At Oracle Code-One 2018 in San Francisco, one talk particularly resonated with my current work using Kafka to load an Oracle Cloud SaaS product.

In my project we needed to structure our outgoing topics to fit the format expected by the upload to SaaS API. The API is a REST service that uploads JSON payloads with a schema specified in the SaaS vendor’s documentation. Here we come to a difficulty with any form of stream processing, the parts we need to emit are often the amalgamation of many streams with different velocities. Take a PRODUCT being uploaded to some ERP system, the product barcode may change at a different frequency (and at different times) to information about product supplier. If we need to provide both barcode and supplier in the same JSON payload we going to have to find a way to join those streams across extended time periods. This brings up questions about stream retentions and the need for some backing store. Maybe, Kafka K-Tables could be part of the mix to present a pivoted view of the current state of all the keys, but things can get complex with key management, partitioning, replication, and the need for adequate sizing in terms of memory and storage of the nodes.
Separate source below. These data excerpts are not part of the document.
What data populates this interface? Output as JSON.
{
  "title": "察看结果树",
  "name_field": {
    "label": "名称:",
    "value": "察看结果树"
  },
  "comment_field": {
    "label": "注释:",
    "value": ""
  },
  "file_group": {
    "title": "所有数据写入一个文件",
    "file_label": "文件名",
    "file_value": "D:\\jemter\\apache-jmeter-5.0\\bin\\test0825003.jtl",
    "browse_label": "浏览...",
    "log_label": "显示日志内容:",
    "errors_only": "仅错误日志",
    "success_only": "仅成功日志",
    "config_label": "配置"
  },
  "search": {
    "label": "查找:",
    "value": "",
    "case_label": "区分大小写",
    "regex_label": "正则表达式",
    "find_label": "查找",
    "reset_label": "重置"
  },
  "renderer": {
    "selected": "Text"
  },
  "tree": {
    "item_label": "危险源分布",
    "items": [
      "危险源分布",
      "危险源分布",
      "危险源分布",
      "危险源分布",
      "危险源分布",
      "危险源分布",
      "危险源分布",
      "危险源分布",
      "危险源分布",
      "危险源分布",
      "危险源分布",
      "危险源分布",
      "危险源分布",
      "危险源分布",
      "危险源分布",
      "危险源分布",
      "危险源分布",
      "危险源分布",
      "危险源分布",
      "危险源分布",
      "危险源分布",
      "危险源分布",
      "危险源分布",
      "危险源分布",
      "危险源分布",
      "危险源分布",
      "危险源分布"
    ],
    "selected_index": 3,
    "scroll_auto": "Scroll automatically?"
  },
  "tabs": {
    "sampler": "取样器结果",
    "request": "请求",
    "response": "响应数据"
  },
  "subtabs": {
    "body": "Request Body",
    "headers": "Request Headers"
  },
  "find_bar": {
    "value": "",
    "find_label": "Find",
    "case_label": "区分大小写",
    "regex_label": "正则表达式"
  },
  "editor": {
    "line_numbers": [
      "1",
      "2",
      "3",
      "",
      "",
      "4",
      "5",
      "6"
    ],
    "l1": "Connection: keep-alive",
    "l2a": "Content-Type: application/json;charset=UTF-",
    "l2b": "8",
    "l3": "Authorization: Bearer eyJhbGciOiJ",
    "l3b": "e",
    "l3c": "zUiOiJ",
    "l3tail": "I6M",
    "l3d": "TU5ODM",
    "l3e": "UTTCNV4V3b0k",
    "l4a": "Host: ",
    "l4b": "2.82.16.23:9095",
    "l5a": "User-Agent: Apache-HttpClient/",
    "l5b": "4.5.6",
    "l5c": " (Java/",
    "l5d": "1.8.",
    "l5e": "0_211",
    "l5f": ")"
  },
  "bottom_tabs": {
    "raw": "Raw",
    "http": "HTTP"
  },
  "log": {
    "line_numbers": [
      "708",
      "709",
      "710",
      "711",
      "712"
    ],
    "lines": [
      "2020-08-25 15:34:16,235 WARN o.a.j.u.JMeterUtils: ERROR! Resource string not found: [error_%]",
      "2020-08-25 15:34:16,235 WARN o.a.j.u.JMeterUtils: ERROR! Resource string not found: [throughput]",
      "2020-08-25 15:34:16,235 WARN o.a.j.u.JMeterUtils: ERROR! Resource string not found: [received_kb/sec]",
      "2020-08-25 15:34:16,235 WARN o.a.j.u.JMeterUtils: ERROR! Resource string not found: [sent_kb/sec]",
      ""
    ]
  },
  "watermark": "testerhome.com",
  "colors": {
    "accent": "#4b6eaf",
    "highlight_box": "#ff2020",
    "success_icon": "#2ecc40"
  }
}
From the talk I learnt that sometime in the 12 months Oracle will be releasing the first version of its in-database Kafka product. As with all future products Oracle can’t commit to firm timeline for delivery but I am hopeful it will be in the next couple of months. To hear about the future Oracle in-database Kafka consumer set my head racing on simpler solutions to joining data over extended periods.

The initial version of the product is an in-database consumer of Kafka Topics (probably with a limited set of SERDEs). The basic approach is to extend the database functionality by adding code (similar to the way in which Enterprise R extends the database by installing some packages). We use the new package to register the topic and expose the data as an Oracle view. This does not sound that exciting but that view is the gateway to a whole host of database functionality that might be tricky on a Kafka stream or within KSQL:

  • we can join it to other tables and views (including other topics exposed as views).
  • we can use SQL functions to enrich and enhance the data .
  • we can use aggregate functions.
  • we can use analytic functions.
  • we can pivot and unpviot data

More importantly, we can insert this data into other tables and then feed other systems.

As I understand it, the first release is a consumer only – we have to wait a little for Kafka producers. Another wait-for is AVRO processing.  In some ways this lack of AVRO from day 1 is a shame, but not one that we can’t work around. For example I use Golden Gate for Big Data to produce Kafka topics from database change, and this comes in AVRO format if we want lovely things like auto-registration of topics. However this is not a technical showstopper if we need consume GoldenGate change capture in a database, for that is exactly what the product has done from the start! The problems come when a data-flow architect mandates all data moves using the same tech. Maybe Oracle to Oracle streaming is simpler using basic native GoldenGate.

Maybe the product is the compete answer to every problem just yet, but is one to look at for the future.